Я имею в виду человеческие отношения, зародившиеся из горстки слов, а не квартал Бурге, жизнь на две страны, Фоссано XX века, вольняшек в Аушвице, многочисленные «перемирия», возвращение домой, дневные и ночные кошмары и попытки смягчить боль рассказами о ней. Я хочу сказать, что Леви словами увековечил человеческие отношения тех месяцев, запечатал, словно в пробирке, — и ничто, кроме этих слов и, возможно, рассказов других свидетелей, не сможет когда-нибудь их оживить.
Понятно, что произошедшее было противоположностью «уготованному нам будущему», прототипом которого являлись концлагеря. «Если бы фашизм победил, вся Европа превратилась бы в сложную систему из лагерей принудительного труда и уничтожения»[592] и «сегодня мы оказались бы в разделенном надвое мире: “мы” — синьоры с одной стороны и все остальные — работающие на нас или уничтоженные»[593].

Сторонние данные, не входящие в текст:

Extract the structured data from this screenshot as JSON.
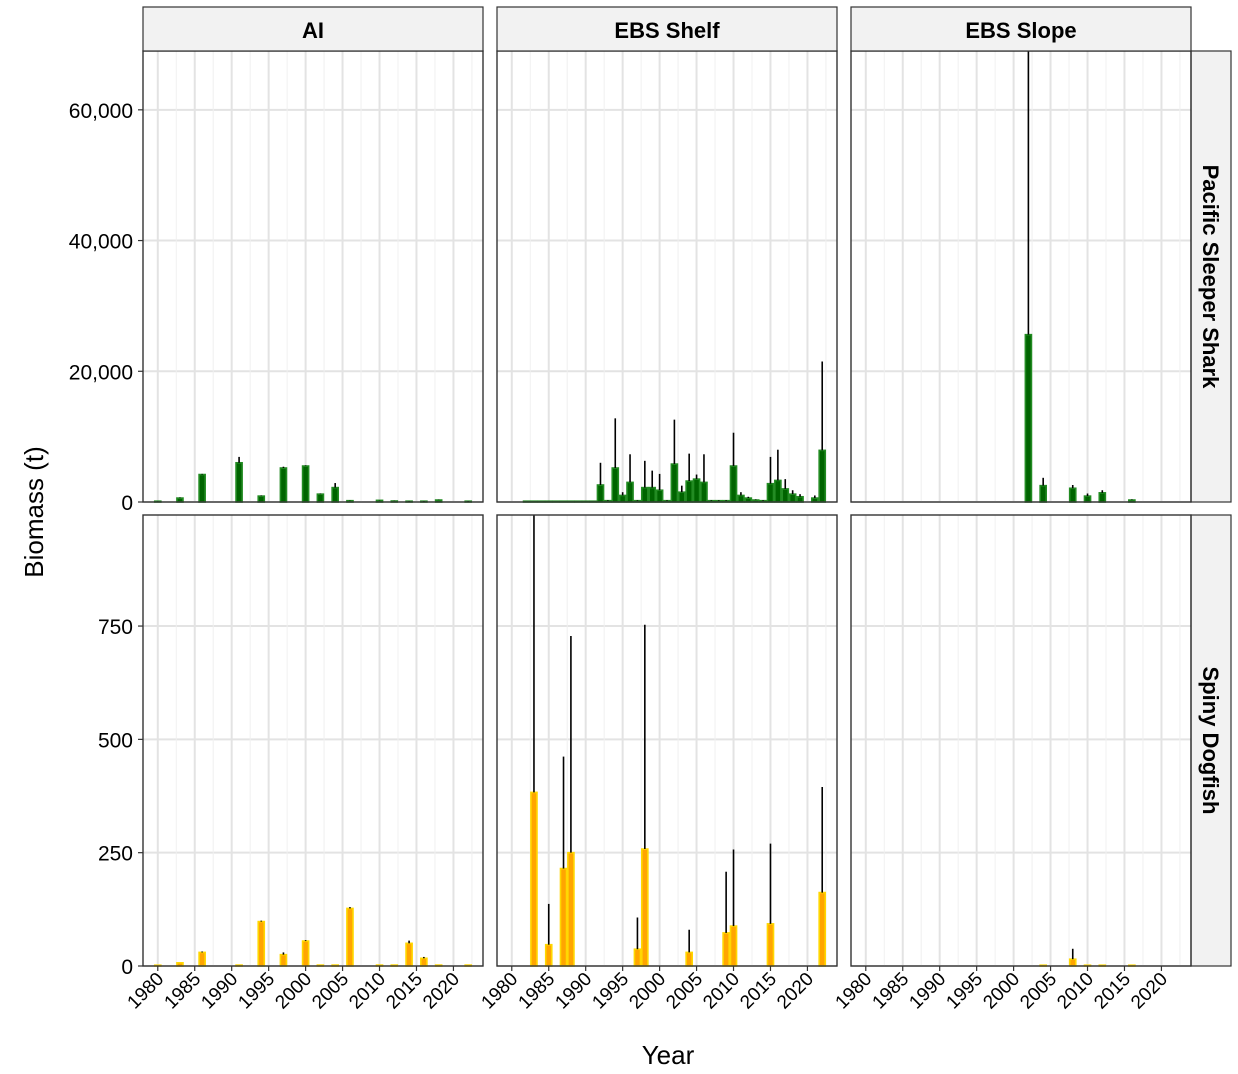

Кто знает, какая роль была бы у Лоренцо в этом новом мире. Немногие сказанные им слова не дают понять, сознавал ли он масштаб своих поступков. Его характер показывают имеющиеся источники. Здесь на помощь приходит замечательный роман Ульриха Бошвица[594] «Люди, близкие к жизни» (Uomini vicini alla vita), действие которого происходит в Берлине 1930-х годов.
Автор был лет на десять младше Лоренцо и погиб, когда muradur только приехал в «Суисс». Бошвиц описал в романе старого некомпанейского попрошайку Фундгольца, который «видел жизнь каждый день такой, какая она есть, и совершенно не желал увидеть ее такой, какой она может быть». Его раздражала необходимость говорить — для этого нужно мыслить, на что у него нет желания. Он отвык думать и решать проблемы. Он довольствовался малым — «перекусить, немного денег на выпивку и место для ночлега: ничто другое его не волновало»[595].
Проблема куда серьезнее дежурного вопроса — нам необходимо спросить аккуратно, чтобы не дать подсказку, не навязать «послание». Броккен пишет: «Я замечаю это у всех праведников: желание действительно что-то сделать. В то время, как обыватели с резиновой совестью стоят, опустив руки, или отворачиваются»[596].
Понимал ли Лоренцо, что там, в преисподней, шла речь о спасении не только настоящего, но и будущего? «Каменщик из Фоссано, который спас мне жизнь и которого я описал в своих книгах… ненавидел Германию, немцев, их еду, их речь, их войну», — писал Леви в «Канувших и спасенных»[597], [598].
До такой ли степени, чтобы рискнуть всем и преградить путь их планам господства? Понимал ли он, что прочно забытый или оставшийся в памяти, прославляемый или отвергнутый, он все равно вносит вклад в историю — и ее границы простираются намного дальше «необходимого ему минимума»? Желал ли он заклинить механизм уничтожения, запустив булыжник в самую его сердцевину? Хотел ли возопить на весь мир из бездны, исторгая накопленные в поколениях немой гнев, ярость и злость?
Не думаю, что на все эти вопросы есть ответы. Но я знаю, что и тогда было множество способов не подчиниться, потому что в человеческой истории ничто не предопределено. Умея действовать, Лоренцо не мог этого не знать — его поступки были каплями, которые точат камень. Они капали все время, ежедневно, день за днем.